Bir taksi duruyor karşı evin kapısında. Sokak hareketleniyor birden. Pusuda bekleyen neferler gibi herkes koşuyor o tarafa. Taksinin kapıları açılıyor. Koluna giriliyor komşu Fatma teyzenin. Elinde kolonya olan biri geliyor yanına. Annem. Bileklerini ovalıyorlar bir taraftan. Bu kadar kalabalık bana bile fazla geliyor. Çekiliyorum pencereden usulca. Utanıyorum kendimden. Küçülüyorum. Odanın içinde telaşla geziniyorum. Ne yapılır, ne denir, şimdi ne olacak? Hep bunları düşünüyorum. Taksi hırıltılar çıkararak uzaklaşıyor. Kapı sesi duyuyorum. Fatma teyze evine yalnız giriyor. Kalabalık ama yalnız. Evin içinden kırk yıllık bir ah yükseliyor. Benim küçücük odamın içine düşüyor. Sonra o da yok oluyor.

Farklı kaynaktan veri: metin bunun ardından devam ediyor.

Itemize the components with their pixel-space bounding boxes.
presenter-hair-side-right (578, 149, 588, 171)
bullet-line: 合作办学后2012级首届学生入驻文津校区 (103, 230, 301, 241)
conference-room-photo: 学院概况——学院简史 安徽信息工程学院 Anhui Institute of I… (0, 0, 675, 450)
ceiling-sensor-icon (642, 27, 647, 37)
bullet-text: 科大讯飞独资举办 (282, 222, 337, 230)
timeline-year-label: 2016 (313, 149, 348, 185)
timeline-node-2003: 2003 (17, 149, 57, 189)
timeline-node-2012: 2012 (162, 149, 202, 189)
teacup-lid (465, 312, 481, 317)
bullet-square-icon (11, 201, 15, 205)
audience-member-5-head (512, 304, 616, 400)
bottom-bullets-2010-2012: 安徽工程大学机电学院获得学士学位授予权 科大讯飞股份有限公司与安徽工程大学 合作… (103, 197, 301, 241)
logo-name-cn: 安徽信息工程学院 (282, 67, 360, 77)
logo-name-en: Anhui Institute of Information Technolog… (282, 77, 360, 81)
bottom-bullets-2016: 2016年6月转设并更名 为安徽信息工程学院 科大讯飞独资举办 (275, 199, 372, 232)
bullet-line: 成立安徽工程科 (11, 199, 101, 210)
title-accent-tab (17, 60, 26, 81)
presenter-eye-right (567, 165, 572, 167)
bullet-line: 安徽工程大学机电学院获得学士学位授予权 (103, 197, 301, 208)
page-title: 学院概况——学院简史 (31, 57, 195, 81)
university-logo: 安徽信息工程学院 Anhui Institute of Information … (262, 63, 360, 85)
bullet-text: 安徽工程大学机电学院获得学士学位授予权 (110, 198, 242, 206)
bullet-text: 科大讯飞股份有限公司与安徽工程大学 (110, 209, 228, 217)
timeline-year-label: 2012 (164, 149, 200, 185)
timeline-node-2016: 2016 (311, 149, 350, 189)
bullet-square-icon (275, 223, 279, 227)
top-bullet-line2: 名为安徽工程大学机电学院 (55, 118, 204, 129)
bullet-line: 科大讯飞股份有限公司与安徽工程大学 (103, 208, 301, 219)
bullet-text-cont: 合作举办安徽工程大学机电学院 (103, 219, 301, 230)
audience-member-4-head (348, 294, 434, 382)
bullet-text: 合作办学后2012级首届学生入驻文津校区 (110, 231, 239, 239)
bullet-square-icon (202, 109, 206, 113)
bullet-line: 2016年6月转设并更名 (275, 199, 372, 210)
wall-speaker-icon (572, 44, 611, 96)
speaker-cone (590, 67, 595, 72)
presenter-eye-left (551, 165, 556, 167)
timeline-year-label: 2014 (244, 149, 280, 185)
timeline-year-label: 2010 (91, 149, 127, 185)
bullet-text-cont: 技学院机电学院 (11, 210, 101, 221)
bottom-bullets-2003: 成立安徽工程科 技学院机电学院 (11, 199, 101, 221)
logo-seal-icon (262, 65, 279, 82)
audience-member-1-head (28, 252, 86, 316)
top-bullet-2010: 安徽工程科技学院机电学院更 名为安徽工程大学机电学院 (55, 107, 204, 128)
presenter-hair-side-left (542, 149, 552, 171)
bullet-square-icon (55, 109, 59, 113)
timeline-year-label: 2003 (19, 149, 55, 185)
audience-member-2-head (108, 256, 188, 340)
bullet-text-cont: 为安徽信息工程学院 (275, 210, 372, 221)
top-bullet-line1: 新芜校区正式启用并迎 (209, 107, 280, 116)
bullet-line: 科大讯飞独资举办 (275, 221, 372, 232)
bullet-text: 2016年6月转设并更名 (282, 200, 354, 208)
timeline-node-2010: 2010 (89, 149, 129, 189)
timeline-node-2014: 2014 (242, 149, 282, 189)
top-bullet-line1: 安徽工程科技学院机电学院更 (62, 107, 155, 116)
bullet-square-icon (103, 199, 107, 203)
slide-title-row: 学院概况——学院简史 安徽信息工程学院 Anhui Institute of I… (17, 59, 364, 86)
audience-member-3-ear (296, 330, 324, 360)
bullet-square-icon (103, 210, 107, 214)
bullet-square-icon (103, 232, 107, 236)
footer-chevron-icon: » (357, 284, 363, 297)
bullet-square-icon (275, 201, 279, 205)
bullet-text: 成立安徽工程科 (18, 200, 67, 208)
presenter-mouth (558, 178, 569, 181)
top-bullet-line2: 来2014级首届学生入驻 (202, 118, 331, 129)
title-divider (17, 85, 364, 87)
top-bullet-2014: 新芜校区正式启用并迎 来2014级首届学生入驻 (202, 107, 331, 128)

Annem kahvaltı hazırlıyor. Bardak sesleri, çaydanlıkta kaynayan suyun şakırtısı. Gecenin ve gündüzlerin mevsimi yoktur. Uzunu ve kısası vardır. Uzun bir gün daha başlıyor. Yutamadığım lokmaları tabağa diziyorum. Hiç kimse konuşmuyor. Böylesi daha iyi diyorum içimden. Kolonyasından avucuna döküp boyunlarına sürüyor annem. Karşı komşunun evine doğru bakıyor. Babamla biz de bakıyoruz. “Ciğerleri bitmiş adamcağızın” deyip hızla masayı toplamaya koyuluyor. Bitmiş. Yok olup gitmiş. Her şey gibi.